Lodi News-Sentinel

Keep the FBI out of politics

- Eli Lake is a Bloomberg Opinion columnist covering national security and foreign policy. He was the senior national security correspond­ent for the Daily Beast and covered national security and intelligen­ce for the Washington Times, the New York Sun and UP

The American people have a right to know if their president is a Russian agent. Richard Nixon delivered a version of this line in November 1973, as the Watergate scandal gathered steam. Now President Donald Trump has had to tell reporters he is not a spy after the New York Times reported that the FBI had launched a counterint­elligence probe into the president himself in May 2017. As former FBI general counsel James Baker told House lawmakers in October, the president’s obstructio­n of the bureau’s Russia investigat­ion “itself would hurt our ability to figure out what the Russians had done, and that is what would be the threat to national security.”

Since the Times story hit, some of the president’s critics have interprete­d the investigat­ion itself as evidence of the president’s guilt. If the FBI believed in May 2017 that Trump may have been a Russian asset, the theory goes, then it must know something we don’t. And we already know a lot: that Trump has pressed his aides to withdraw from NATO, for example, and that his campaign manager shared polling data with a former business partner suspected of having ties to Russian intelligen­ce.

Even if you find these facts disturbing _ and I do _ it must be said that Trump campaigned for the presidency openly seeking greater cooperatio­n with Russia, and he never hid his affinity for Russian President Vladimir Putin. From this perspectiv­e, the bureau’s inquiry raises profound questions about who gets to decide questions of national security in a democracy.

Jack Goldsmith, who served as an assistant attorney general for President George W. Bush, argues that the bureau’s actions were unpreceden­ted and a possible overstep of its authority. Goldsmith is careful: He concedes that there may be much stronger evidence, not included in the Times report, that influenced the FBI’s decision.

And he allows that the FBI can have defensible reasons for opening an investigat­ion into the president — namely, that a probe into Trump campaign officials and their contacts with Russia would involve Trump himself.

That said, Goldsmith also argues that the implicatio­n of the bureau’s decision is that the “domestic intelligen­ce bureaucrac­y holds itself as the ultimate arbiter” of what serves the national security interest. Trump’s decision to fire the FBI director, after all, was an exercise of his constituti­onal authority. That action alone cannot be the basis of such an investigat­ion.

Still, these points of constituti­onal principle do not address a practical question: What was the FBI’s senior leadership supposed to have done when Trump fired Comey, then went on national television and declared that he had axed their old boss because of their Russia investigat­ion?

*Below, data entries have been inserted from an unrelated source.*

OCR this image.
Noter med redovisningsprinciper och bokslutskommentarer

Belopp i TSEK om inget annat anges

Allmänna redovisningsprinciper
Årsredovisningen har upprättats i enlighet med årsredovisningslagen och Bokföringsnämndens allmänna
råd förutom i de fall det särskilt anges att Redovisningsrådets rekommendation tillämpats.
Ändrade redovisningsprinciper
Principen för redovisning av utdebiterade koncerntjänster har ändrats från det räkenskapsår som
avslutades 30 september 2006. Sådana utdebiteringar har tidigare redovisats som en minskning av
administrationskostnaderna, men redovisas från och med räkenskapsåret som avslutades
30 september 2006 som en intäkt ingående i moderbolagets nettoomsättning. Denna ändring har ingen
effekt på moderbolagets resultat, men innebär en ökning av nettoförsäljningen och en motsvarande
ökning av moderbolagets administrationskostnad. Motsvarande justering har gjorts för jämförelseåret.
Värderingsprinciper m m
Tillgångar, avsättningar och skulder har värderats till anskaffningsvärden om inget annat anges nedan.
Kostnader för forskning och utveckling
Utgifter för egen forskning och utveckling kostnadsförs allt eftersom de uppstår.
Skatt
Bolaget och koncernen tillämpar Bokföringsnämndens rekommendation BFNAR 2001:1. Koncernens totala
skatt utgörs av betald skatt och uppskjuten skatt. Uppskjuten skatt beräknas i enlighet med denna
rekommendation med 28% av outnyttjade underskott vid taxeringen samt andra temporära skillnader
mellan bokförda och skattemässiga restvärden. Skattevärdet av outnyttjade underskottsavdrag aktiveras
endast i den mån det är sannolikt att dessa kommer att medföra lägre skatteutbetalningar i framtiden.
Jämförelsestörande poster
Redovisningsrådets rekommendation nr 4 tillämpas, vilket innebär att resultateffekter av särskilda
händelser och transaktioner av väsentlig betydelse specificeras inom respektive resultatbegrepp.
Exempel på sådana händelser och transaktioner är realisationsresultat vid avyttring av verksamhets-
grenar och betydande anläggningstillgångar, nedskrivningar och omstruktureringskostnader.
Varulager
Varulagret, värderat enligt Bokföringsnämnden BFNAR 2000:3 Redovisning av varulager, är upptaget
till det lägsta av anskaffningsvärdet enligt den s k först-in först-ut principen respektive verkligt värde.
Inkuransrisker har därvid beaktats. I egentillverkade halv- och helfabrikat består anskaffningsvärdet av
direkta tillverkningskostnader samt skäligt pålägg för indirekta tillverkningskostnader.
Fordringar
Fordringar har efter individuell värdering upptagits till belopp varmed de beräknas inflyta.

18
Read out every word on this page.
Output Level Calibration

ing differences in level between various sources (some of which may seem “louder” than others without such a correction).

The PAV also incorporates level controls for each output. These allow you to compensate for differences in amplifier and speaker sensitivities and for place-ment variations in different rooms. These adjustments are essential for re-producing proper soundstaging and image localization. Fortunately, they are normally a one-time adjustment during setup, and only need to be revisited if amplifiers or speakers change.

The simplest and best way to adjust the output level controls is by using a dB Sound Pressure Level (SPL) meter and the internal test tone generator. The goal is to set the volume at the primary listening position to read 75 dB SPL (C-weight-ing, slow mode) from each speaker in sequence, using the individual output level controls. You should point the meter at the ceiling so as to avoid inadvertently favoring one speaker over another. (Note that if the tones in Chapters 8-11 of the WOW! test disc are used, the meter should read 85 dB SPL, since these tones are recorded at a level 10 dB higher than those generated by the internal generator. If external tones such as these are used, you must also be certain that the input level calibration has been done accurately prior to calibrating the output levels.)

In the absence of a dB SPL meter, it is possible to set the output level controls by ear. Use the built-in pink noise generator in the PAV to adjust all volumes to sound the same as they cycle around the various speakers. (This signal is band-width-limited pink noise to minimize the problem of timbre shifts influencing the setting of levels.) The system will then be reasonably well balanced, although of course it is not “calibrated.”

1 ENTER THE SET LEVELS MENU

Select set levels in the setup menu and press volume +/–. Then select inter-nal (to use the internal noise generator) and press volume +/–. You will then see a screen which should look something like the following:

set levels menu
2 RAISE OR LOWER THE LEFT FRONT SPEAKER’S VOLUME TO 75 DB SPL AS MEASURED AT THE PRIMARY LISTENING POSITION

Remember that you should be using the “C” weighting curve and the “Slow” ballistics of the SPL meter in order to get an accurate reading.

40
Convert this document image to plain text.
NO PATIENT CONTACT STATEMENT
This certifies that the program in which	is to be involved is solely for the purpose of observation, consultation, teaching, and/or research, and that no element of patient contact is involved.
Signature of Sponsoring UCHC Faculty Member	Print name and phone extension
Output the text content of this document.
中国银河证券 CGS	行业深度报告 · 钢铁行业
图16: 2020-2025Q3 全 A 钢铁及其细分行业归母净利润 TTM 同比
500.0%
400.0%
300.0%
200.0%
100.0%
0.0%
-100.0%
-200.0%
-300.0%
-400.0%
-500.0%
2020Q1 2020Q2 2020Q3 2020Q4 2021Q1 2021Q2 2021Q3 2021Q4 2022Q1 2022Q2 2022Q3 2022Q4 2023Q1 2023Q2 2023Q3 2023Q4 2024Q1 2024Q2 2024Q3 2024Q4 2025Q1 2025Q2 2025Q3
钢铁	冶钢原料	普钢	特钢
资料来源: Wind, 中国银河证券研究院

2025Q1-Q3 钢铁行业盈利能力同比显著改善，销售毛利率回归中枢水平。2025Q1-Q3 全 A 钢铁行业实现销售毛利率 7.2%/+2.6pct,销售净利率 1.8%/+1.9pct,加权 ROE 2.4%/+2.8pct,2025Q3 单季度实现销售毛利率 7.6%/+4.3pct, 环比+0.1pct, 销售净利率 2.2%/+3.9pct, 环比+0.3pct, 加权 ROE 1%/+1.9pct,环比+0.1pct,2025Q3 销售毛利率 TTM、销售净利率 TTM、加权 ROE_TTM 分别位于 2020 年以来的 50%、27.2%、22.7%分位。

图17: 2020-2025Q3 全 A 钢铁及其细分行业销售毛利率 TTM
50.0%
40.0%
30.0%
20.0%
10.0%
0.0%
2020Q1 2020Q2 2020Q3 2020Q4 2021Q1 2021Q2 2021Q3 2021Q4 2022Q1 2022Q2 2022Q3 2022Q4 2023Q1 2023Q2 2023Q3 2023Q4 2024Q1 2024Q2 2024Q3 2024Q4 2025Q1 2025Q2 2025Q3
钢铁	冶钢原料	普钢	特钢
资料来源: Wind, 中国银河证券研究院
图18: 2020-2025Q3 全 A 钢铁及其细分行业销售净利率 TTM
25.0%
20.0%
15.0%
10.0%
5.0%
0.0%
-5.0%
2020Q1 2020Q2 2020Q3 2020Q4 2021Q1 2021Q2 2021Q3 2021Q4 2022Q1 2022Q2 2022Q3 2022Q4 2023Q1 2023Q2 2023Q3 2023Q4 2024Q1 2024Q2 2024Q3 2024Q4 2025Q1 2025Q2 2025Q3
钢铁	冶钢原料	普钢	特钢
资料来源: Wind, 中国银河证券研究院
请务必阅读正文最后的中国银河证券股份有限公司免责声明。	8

It depends. If the FBI has real evidence — say, receipts of Russian payoffs to Trump — then it should share this evidence with the one branch of government empowered by the Constituti­on to remove him from office: Congress.

True, Congress has not exactly distinguis­hed itself with its probing and insightful investigat­ions into this affair. And with Democrats now in the majority in the House, there is little reason to believe its investigat­ion will get less partisan. Nonetheles­s, if a government official truly believes Trump is a foreign agent and should be removed from office, then he has no choice.

Now suppose that the FBI does not have any receipts. Instead, the bureau’s leadership believes Trump’s firing of Comey obstructed its efforts to investigat­e Russian interferen­ce in the campaign. In that case, the proper course would be for senior officials to resign and go public.

In the American system of government, oversight of the executive is the prerogativ­e of the legislatur­e. It is ultimately up to Congress to decide whether Trump’s decision to fire Comey was a “threat to national security,” as Baker said in his testimony before the House. It is not up to the FBI.

As it now stands, the counterint­elligence investigat­ion is in the hands of Special Counsel Robert Mueller. The American people will have to wait for his report to find out what became of the FBI’s frenzied decision to investigat­e the president for firing its director. It may well be that Mueller’s investigat­ion is nearing its end, and this state of suspended speculatio­n won’t last much longer. And of course he must be allowed to continue his investigat­ion and to go where it leads.

Make no mistake, however: This is not something that can be left in the FBI’s hands. It may be tempting for Democrats to use the FBI’s suspicions of Trump’s treason as a political weapon now. But it also makes for a terrible precedent. Democrats, especially, should be attuned to the danger of allowing the FBI undue influence in electoral politics.